ArtTactic, the London-based market research and advice company, has added the world of Contemporary Design to its portfolio. This week, it published a report reviewing the market, including a list of “its important players and the most important Contemporary Designers of today.” It also launched the “ArtTactic Contemporary Design Index, which will track the performance in the Contemporary Design market going forward.”
Most of this is behind a paywall. The report, just 13 pages, costs £75.00.
But I’ve procured some highlights for RCA readers that go beyond the press release, which itself had some interesting items (quoting):
- The ArtTactic Contemporary Design Market Price Index has experienced a recovery of 17.6% in 2010.
- Total value of Contemporary Design is down 18% for the first half of 2010, compared to the same period last year. This is largely a result of Christie’s focus on early 20th century design, with no significant contemporary design material sold in 2010.
- Phillips de Pury becomes the leading house for Contemporary Design, with 68% market share for the first half of 2010.
- The top 10 designers account for 67.6% of the total auction turnover of contemporary design. The rest is shared among approximately 270 designers that have come to auction since 2006.
- Marc Newson defines the top end of the Contemporary Design auction market, with a 24% share of the total contemporary design value. One of his ‘Lockheed Lounge’ chairs sold for a record $1.8 million in May 2010.
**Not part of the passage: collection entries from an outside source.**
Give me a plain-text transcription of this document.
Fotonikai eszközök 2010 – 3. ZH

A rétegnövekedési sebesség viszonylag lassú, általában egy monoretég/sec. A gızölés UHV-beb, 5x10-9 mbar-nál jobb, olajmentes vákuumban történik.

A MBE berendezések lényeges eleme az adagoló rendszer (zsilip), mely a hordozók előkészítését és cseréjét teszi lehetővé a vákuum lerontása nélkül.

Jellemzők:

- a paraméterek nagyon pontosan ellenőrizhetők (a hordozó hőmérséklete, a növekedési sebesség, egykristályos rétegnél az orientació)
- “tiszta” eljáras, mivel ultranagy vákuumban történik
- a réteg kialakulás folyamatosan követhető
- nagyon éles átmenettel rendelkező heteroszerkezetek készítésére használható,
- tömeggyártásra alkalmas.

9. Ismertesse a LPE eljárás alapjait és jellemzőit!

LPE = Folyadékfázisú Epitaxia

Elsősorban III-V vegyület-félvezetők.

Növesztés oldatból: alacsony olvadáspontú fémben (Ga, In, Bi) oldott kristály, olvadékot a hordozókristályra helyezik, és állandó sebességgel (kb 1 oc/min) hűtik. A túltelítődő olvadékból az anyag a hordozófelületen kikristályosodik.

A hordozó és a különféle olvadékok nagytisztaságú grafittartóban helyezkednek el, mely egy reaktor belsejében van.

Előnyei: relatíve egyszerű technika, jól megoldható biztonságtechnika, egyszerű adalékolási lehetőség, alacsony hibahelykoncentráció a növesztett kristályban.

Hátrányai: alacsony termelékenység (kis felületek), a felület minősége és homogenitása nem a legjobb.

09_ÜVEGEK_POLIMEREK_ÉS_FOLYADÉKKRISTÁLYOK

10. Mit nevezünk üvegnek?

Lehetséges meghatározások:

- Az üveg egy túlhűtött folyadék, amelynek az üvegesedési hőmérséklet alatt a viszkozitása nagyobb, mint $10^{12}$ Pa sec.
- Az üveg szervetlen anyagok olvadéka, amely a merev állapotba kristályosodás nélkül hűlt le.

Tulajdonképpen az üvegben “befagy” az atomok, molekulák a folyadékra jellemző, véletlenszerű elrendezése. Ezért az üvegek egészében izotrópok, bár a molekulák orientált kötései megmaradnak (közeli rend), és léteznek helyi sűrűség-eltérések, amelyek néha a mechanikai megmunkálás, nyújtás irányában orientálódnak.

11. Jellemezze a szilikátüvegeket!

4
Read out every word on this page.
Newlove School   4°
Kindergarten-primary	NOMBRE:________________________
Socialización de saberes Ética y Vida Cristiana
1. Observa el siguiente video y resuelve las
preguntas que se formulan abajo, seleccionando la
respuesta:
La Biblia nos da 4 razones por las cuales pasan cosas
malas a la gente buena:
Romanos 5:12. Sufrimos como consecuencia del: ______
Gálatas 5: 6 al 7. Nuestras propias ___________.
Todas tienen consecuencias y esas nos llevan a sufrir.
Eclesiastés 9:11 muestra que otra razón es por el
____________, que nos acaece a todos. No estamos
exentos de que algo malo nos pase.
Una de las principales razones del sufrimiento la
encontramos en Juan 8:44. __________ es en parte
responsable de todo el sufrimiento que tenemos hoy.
Now for the exclusive part: Totalling auction sales by Sotheby’s, Christie’s and Phillips de Pury between 2006-10 (to date), the top ten designers and their market share, with the dollar value of their sales, are:
1) Marc Newson: $7,652,490 (23.9% market share)
2) George Nakashima: $3,321,721 (10.4% market share) (that’s his bench, below)
3) Ron Arad: $3,148,899 (9.8% market share)
4) Claude Lalanne: $2,119,493 (6.6% market share)
5) Francois-Xavier Lalanne: $1,433,157 (4.5% market share)
6) Campana Brothers: $1,182,940 (3.7% market share)
7) Zaha Hadid: $789,181 (2.5% market share)
8) Shiro Kuramata: $660,507 (2.1% market share)
9) Shigeru Ban: $500,000 (1.6% market share)
10) Gaetano Pesce: %336,930 (1.1% market share)
These numbers are limited, obviously — they can’t tell what’s happening in galleries, the same way we can’t know what’s happening in the gallery sector of the art markets. But they’re interesting as a guideline.
And for other reasons.
Contemporary design, I’m told, is of growing interest to museums — partly because they can afford it, while much contemporary art is out of their reach, price-wise. If so few designers are truly in demand, it suggests that the big collectors are behaving in a herd manner — just as they are in contemporary art. Only a few artists dominate the market, creating a virtuous circle for their work and ever-higher prices.
That’s not usually good in contemporary works, where to borrow from Mao, we should let a hundred — or more — designers bloom. Then, over time, history can settle its judgment.